The denial of Colbert's motion to amend is an interlocutory order, which was not appealable until the district court issued a final judgment. See 28 U.S.C. § 1291 (courts of appeals "have jurisdiction of appeals from all final decisions of the district courts"). Although Colbert filed his notice of appeal prior to entry of any judgment, under Federal Rule of Appellate Procedure 4(a)(2), the notice is "treated as filed on the date of and after the entry" of the judgment.
On appeal, Colbert asserts that he should have been allowed to file his proposed second amended complaint because counsel for Defendants consented to the amendment. Colbert, as the appellant, first has the burden of establishing this Court's appellate jurisdiction. The order Colbert seeks to appeal is the denial of a motion for leave to file a second amended complaint adding numerous new defendants and new claims. Subsequent to that ruling, however, Colbert settled his claims with Defendants, and the district court entered a judgment of dismissal.
See Martin v. Halliburton, 618 F.3d 476, 481 (5th Cir. 2010).
As this Court has noted, "[e]ssential to the concept of a controversy, under Article III, is an ongoing adversarial posture between the parties before the court." Defendants have filed a letter with this Court stating that they are not filing a brief in this appeal, unless requested to do so. The letter highlights that Colbert settled his claims against Defendants. Consequently, Colbert and Defendants, are no longer in an adversarial position, rendering the appeal between them moot.
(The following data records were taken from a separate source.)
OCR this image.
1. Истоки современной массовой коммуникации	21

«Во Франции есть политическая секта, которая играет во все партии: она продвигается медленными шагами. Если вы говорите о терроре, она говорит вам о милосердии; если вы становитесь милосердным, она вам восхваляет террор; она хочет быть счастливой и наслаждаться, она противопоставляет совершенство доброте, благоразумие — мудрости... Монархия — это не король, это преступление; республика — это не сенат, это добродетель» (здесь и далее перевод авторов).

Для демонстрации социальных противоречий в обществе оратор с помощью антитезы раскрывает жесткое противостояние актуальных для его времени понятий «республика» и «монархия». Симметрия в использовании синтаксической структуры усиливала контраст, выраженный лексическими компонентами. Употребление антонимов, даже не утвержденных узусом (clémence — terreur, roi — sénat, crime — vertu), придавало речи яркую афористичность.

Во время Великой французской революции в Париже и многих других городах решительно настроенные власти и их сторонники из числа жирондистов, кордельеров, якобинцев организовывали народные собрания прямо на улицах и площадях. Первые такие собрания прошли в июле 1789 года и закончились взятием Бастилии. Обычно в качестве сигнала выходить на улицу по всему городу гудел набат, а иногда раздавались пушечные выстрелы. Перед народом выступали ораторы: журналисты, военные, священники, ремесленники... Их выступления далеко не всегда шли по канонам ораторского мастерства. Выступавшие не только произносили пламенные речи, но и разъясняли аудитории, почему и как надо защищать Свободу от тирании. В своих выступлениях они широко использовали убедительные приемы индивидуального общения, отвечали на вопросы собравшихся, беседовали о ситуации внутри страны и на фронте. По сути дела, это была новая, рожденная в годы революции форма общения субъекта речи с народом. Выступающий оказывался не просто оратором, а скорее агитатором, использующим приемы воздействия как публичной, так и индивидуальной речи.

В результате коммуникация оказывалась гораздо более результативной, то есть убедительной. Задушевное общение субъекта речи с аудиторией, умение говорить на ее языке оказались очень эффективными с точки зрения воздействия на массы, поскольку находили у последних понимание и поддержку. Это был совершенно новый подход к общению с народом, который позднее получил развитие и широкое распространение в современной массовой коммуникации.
Talbott Big Foot, Inc. v. Boudreaux (In re Talbott Big Foot, Inc.), 924 F.2d 85, 87 (5th Cir. 1991) (quoting Lamonica v. S.L.E., Inc. (In re S.L.E., Inc.), 674 F.2d 359, 364 (5th Cir. 1982)).
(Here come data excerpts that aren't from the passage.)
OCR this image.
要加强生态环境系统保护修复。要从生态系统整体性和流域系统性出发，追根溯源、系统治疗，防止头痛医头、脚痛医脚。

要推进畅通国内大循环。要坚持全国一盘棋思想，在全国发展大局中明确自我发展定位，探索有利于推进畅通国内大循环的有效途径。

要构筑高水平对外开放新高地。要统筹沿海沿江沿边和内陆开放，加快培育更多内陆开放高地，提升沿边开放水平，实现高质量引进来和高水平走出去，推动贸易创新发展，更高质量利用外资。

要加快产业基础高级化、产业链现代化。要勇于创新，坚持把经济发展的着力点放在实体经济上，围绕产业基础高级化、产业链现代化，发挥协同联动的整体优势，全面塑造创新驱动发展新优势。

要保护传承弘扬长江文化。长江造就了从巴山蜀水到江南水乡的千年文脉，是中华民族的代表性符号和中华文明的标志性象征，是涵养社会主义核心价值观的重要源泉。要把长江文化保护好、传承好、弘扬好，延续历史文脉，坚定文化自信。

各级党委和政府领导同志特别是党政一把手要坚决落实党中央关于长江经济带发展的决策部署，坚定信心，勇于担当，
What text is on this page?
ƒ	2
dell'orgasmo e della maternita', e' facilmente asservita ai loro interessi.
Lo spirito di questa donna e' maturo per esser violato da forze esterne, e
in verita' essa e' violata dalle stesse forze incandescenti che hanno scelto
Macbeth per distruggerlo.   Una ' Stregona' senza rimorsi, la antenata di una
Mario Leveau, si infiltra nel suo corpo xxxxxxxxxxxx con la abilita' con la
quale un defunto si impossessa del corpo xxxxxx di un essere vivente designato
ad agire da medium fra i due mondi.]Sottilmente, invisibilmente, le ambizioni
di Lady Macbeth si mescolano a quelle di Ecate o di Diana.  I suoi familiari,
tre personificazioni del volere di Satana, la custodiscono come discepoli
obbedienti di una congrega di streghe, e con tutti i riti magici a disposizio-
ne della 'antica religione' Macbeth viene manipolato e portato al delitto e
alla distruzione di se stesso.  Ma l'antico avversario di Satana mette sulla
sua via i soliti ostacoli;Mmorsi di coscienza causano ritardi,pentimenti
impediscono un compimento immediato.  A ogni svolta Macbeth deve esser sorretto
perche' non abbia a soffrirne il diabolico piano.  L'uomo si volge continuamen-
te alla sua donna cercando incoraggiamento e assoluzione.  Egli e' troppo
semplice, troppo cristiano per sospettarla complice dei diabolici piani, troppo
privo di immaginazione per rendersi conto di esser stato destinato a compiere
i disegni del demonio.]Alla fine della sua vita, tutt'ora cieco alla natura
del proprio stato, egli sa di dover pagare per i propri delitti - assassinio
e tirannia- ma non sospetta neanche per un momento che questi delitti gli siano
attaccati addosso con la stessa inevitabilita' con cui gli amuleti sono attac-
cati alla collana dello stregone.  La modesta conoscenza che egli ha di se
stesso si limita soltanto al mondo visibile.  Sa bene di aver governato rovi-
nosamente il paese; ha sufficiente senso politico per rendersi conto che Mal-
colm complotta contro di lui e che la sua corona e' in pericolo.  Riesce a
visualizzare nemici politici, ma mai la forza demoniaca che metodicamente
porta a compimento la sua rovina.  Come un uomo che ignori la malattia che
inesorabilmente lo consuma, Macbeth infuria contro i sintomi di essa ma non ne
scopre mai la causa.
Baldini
Id. at 87-88 (quoting In re S.L.E., Inc., 674 F.2d at 364).
Furthermore, because the district court denied Colbert leave to file the second amended complaint, the new defendants Colbert sought to add were never made parties to the action, and they did not otherwise make any appearance in this suit. They are not parties to this appeal and have not filed an appellate brief. The only party to this appeal is Colbert. As this Court has noted, "[a]ll models of cases and controversies assume the presence of at least two genuinely adversary parties. . . . Judicial power is not exercised to offer advice to a single party . . . ." Because this appeal presents no case or controversy as required by Article III, we lack jurisdiction and must dismiss this appeal.
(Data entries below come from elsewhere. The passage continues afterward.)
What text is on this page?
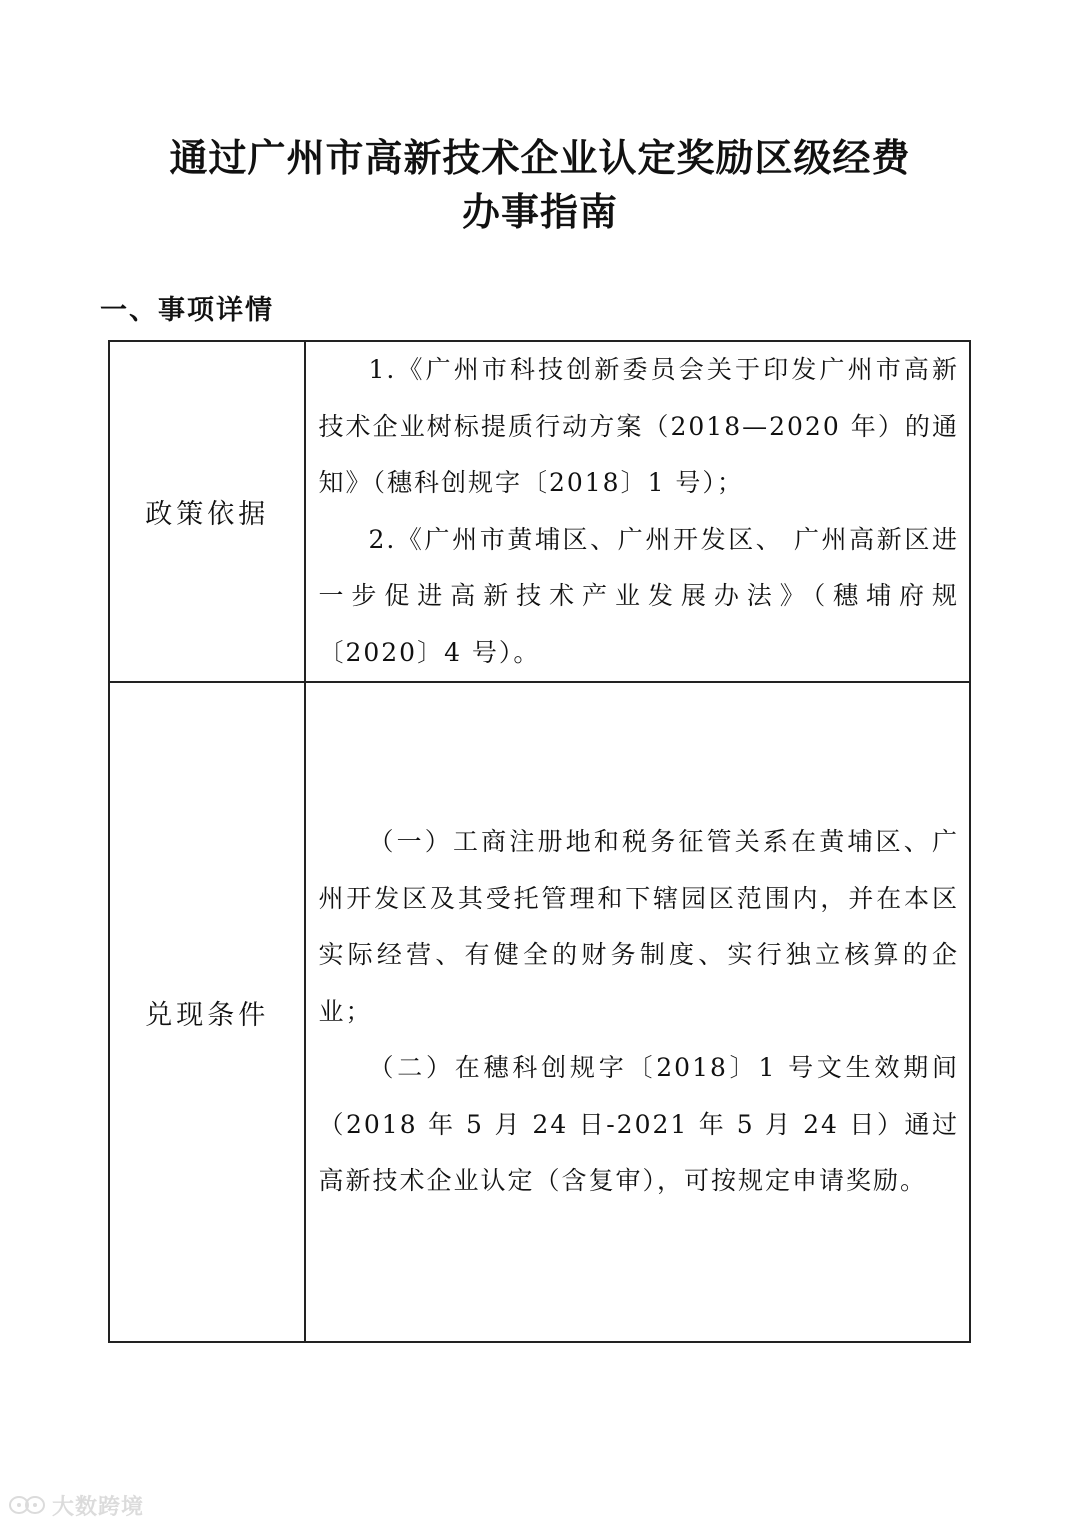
通过广州市高新技术企业认定奖励区级经费
办事指南
一、事项详情
政策依据	1.《广州市科技创新委员会关于印发广州市高新技术企业树标提质行动方案（2018—2020 年）的通知》（穗科创规字〔2018〕1 号）；

2.《广州市黄埔区、广州开发区、 广州高新区进一步促进高新技术产业发展办法》（穗埔府规〔2020〕4 号）。

兑现条件	（一）工商注册地和税务征管关系在黄埔区、广州开发区及其受托管理和下辖园区范围内，并在本区实际经营、有健全的财务制度、实行独立核算的企业；

（二）在穗科创规字〔2018〕1 号文生效期间（2018 年 5 月 24 日-2021 年 5 月 24 日）通过高新技术企业认定（含复审），可按规定申请奖励。

大数跨境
In re S.L.E., Inc., 674 F.2d at 364 (internal quotation marks and citation omitted).
Finally, as the magistrate judge rightly noted, Colbert's counsel attempted to assert similar claims as those raised in Colbert's proposed second amended complaint in two other cases this Court reviewed on appeal. Specifically, we held in Atakapa Indian de Creole Nation v. Louisiana, that the proposed claims are "wholly without merit," such that the district court lacked jurisdiction over them. Three months ago, we again held that similar claims were frivolous. Because this is the third time counsel for Colbert has appealed claims previously determined to be frivolous by this Court, we warn counsel that if he pursues another appeal to assert these claims, he may be subject to sanctions.
943 F.3d 1004 (5th Cir. 2019).
See Atakapa Indian de Creole Nation v. Edwards, 838 Fed.Appx. 124 (5th Cir. 2021).
DISMISSED.
[*] Pursuant to 5th Circuit Rule 47.5, the court has determined that this opinion should not be published and is not precedent except under the limited circumstances set forth in 5th Circuit Rule 47.5.4.